My favorite part of the dissenting opinion may be where the judges try to argue that holding a graduation ceremony in a church isn’t coercive at all:
Elmbrook Church is full of religious symbols — but any space is full of symbols. Suppose the School District had rented the United Center, home of the Chicago Bulls and the Chicago Blackhawks. A larger-than-life statue of Michael Jordan stands outside; United Airlines’ logo is huge. No one would believe that the School District had established basketball as its official sport or United Airlines as its official air carrier, let alone sanctified Michael Jordan. And if the District had rented the ballroom at a Hilton hotel, this would not have endorsed the Hilton chain or ballroom dancing.

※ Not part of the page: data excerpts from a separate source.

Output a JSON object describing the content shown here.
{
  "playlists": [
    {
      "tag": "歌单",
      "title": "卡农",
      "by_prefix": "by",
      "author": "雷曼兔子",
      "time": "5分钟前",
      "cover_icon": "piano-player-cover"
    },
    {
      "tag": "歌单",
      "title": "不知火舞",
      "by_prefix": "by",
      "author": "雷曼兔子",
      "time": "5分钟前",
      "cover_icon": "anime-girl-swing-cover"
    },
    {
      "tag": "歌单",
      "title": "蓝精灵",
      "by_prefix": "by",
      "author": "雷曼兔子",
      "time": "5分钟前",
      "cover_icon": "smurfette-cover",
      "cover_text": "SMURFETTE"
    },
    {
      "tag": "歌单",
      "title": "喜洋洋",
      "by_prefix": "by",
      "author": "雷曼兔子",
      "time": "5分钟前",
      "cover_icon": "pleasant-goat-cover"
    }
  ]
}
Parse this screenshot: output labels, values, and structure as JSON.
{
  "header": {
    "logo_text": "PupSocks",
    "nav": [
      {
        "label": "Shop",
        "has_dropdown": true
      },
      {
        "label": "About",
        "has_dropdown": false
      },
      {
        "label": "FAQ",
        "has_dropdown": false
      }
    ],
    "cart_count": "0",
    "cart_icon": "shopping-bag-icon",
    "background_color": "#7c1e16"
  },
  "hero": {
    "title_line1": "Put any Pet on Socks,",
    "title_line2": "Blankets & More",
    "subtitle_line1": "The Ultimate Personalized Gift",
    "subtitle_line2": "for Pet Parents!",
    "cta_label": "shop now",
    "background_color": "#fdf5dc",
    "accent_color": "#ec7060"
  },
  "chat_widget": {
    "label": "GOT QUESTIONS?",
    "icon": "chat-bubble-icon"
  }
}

Of course, neither the United Center nor the Hilton chain makes it part of their mission to evangelize basketball or dancing… Evangelical Christians, on the other hand, want to make converts out of everybody.
AU argued this case from the beginning and they were thrilled at the victory:
“We applaud the court’s wise decision,” said the Rev. Barry W. Lynn, executive director of Americans United. “The decision makes clear to public schools that it’s not appropriate to hold graduation ceremonies in venues festooned with religious symbols.”
The district’s last option now is to ask the Supreme Court to overturn the ruling. I would hope, after all this unnecessary fighting (and waste of taxpayer money), they just accept the loss and move on.